When the cheapest crypto card on paper is not the cheapest in practice
A worked example with numbers from the catalog.
Most crypto card listicles rank cards by headline cashback. I keep doing this exercise where I take two cards that look similar on paper, plug in real spending numbers, and watch which one actually ends up cheaper. The headline rate almost never wins.
Take a simple case. Card A advertises 4 percent cashback in the issuer loyalty token and 0 percent FX. Card B advertises 1 percent cashback in BTC and 1 percent FX. If you spend $1,000 a month, the ranked-list view says Card A wins by $30 a month.
Now read the fine print. Card A 4 percent applies only after staking $4,000 of the issuer token for 180 days. The cashback is paid in that same token, and the published 30-day average price has dropped 18 percent since the staking program launched. The token is also the only path to the 4 percent tier. There is no fiat fallback. The 0 percent FX has a footnote: foreign-currency transactions still pay a 0.9 percent crypto-to-fiat conversion fee at point of sale.
Card B 1 percent BTC cashback is uncapped. The 1 percent FX is what it says. There is no token exposure.
Now the same $1,000 a month, six months in. Card A holder paid roughly $720 in token-price drawdown on the staked position, earned 4 percent of $6,000 in cashback at average price, and lost 0.9 percent on whatever portion was foreign currency. Card B holder paid 1 percent FX on roughly half of spending and earned 1 percent BTC on all of it. The math, with reasonable assumptions, has Card B ahead by a wide margin by month four.
This is not an edge case. It is the modal case for cards advertising any cashback rate above 2 percent. I argued the general version of this in why most crypto card cashback rates mislead readers and have not changed my view. The follow-up question I keep getting is what to sort by then. I answered that one in a methodology note on which metric to compare 139 cards on, and the short version is total cost per dollar spent over six months, including conversion fees, FX, token drawdown if cashback is in a token, and any tier requirements expressed as opportunity cost.
The catalog where I track these numbers across 141 cards is at sweepbase.net/cards. I recently wrote up what I would ask any new crypto card founder pitching me a launch, which lists the five questions that almost always reveal whether the headline numbers will hold up. I also wrote up the operational lessons from running this catalog for three months for the dev.to crowd, which is a different angle on why I trust the underlying numbers.

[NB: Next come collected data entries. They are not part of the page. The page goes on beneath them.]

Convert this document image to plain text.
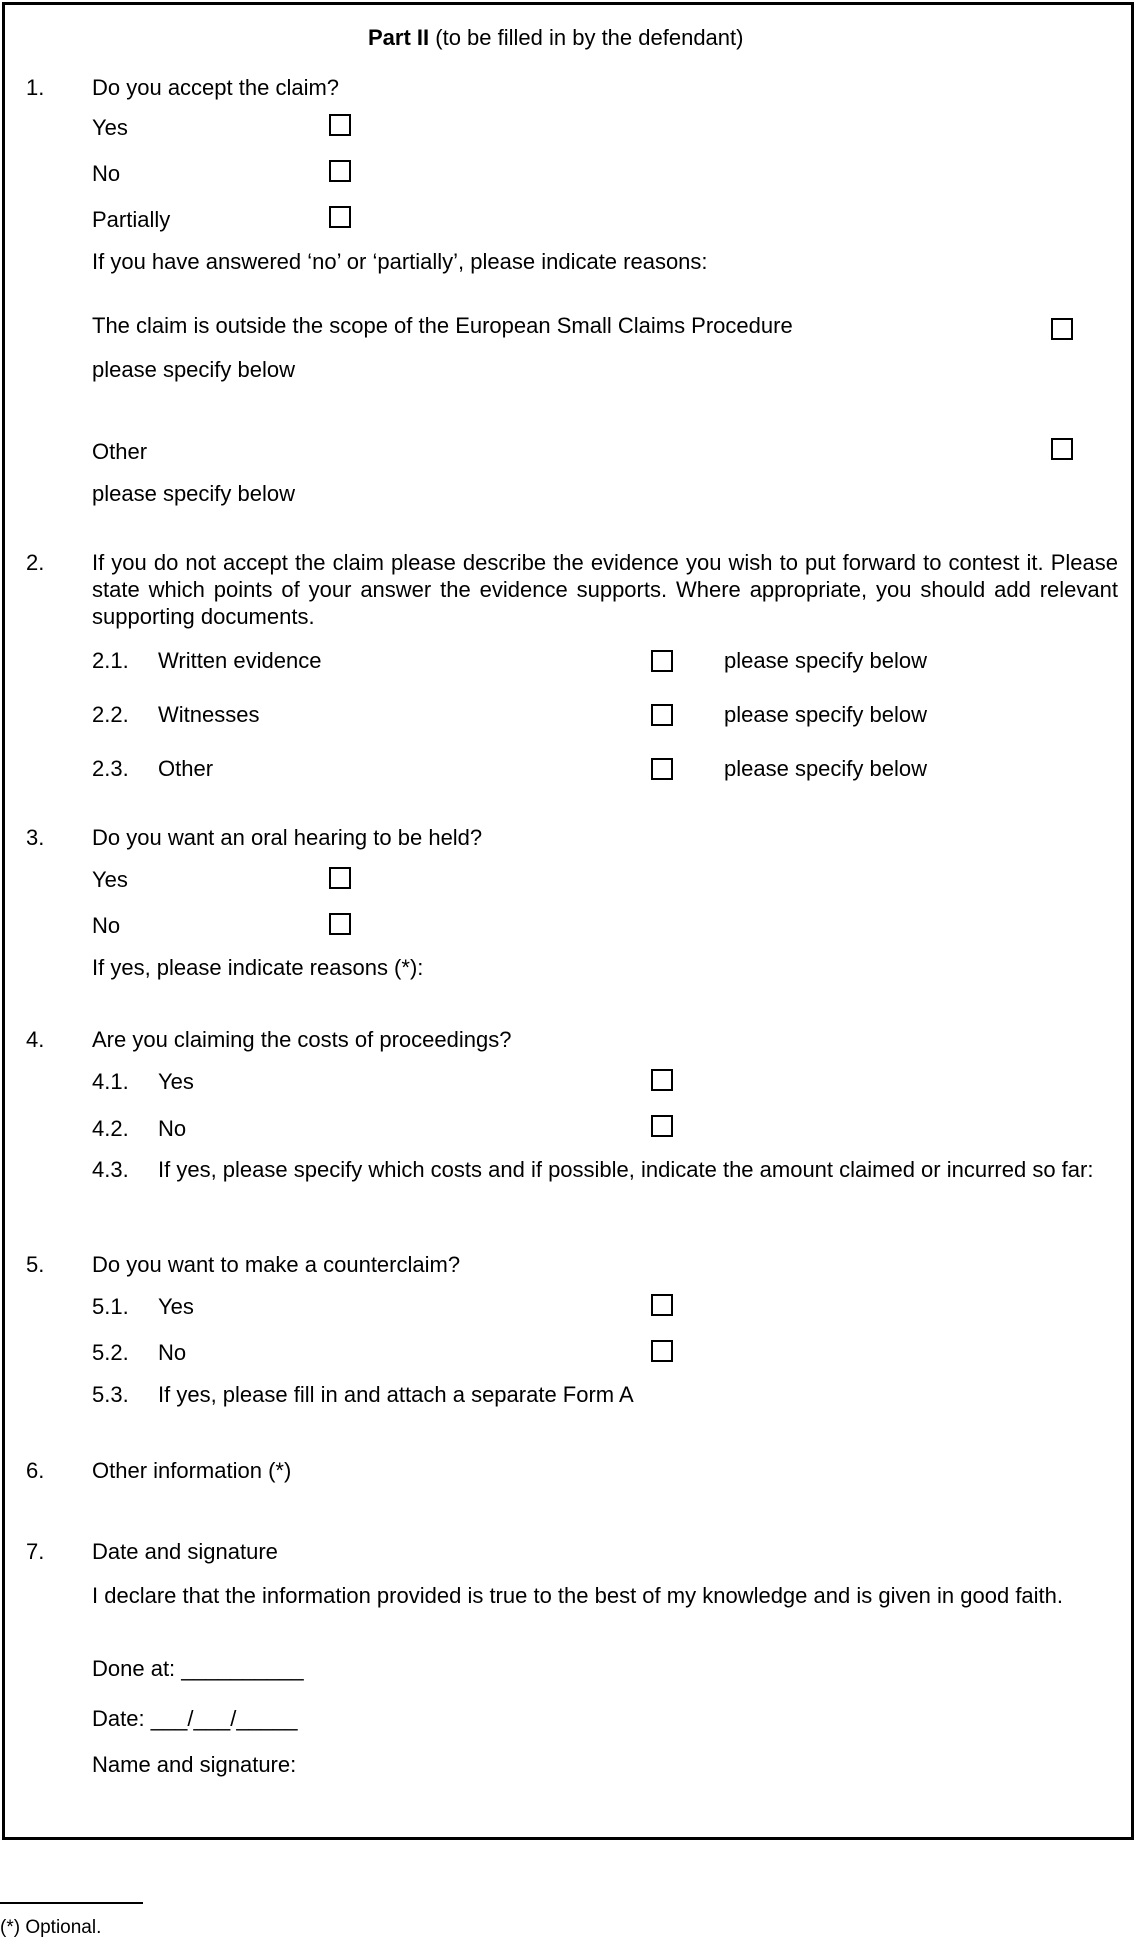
Part II (to be filled in by the defendant)
1. Do you accept the claim?
Yes
No
Partially
If you have answered ‘no’ or ‘partially’, please indicate reasons:
The claim is outside the scope of the European Small Claims Procedure
please specify below
Other
please specify below
2. If you do not accept the claim please describe the evidence you wish to put forward to contest it. Please state which points of your answer the evidence supports. Where appropriate, you should add relevant supporting documents.
2.1. Written evidence	please specify below
2.2. Witnesses	please specify below
2.3. Other	please specify below
3. Do you want an oral hearing to be held?
Yes
No
If yes, please indicate reasons (*):
4. Are you claiming the costs of proceedings?
4.1. Yes
4.2. No
4.3. If yes, please specify which costs and if possible, indicate the amount claimed or incurred so far:
5. Do you want to make a counterclaim?
5.1. Yes
5.2. No
5.3. If yes, please fill in and attach a separate Form A
6. Other information (*)
7. Date and signature
I declare that the information provided is true to the best of my knowledge and is given in good faith.
Done at: __________
Date: ___/___/_____
Name and signature:
(*) Optional.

There are three cards that survive this exercise consistently across a thousand-plus simulation runs at different spend levels. I am not going to name them here because the right answer changes depending on which currency you spend in, which region you can onboard from, and whether you actually want self-custody. The comparison calculator on the site lets you plug in your own monthly spend and see which cards beat which other cards at break-even.
If you remember nothing else from this post, remember the meta-rule: the higher the advertised cashback rate, the more likely it is paid in something other than the currency you spend in. That something is usually an issuer token whose price is correlated with the issuer marketing budget.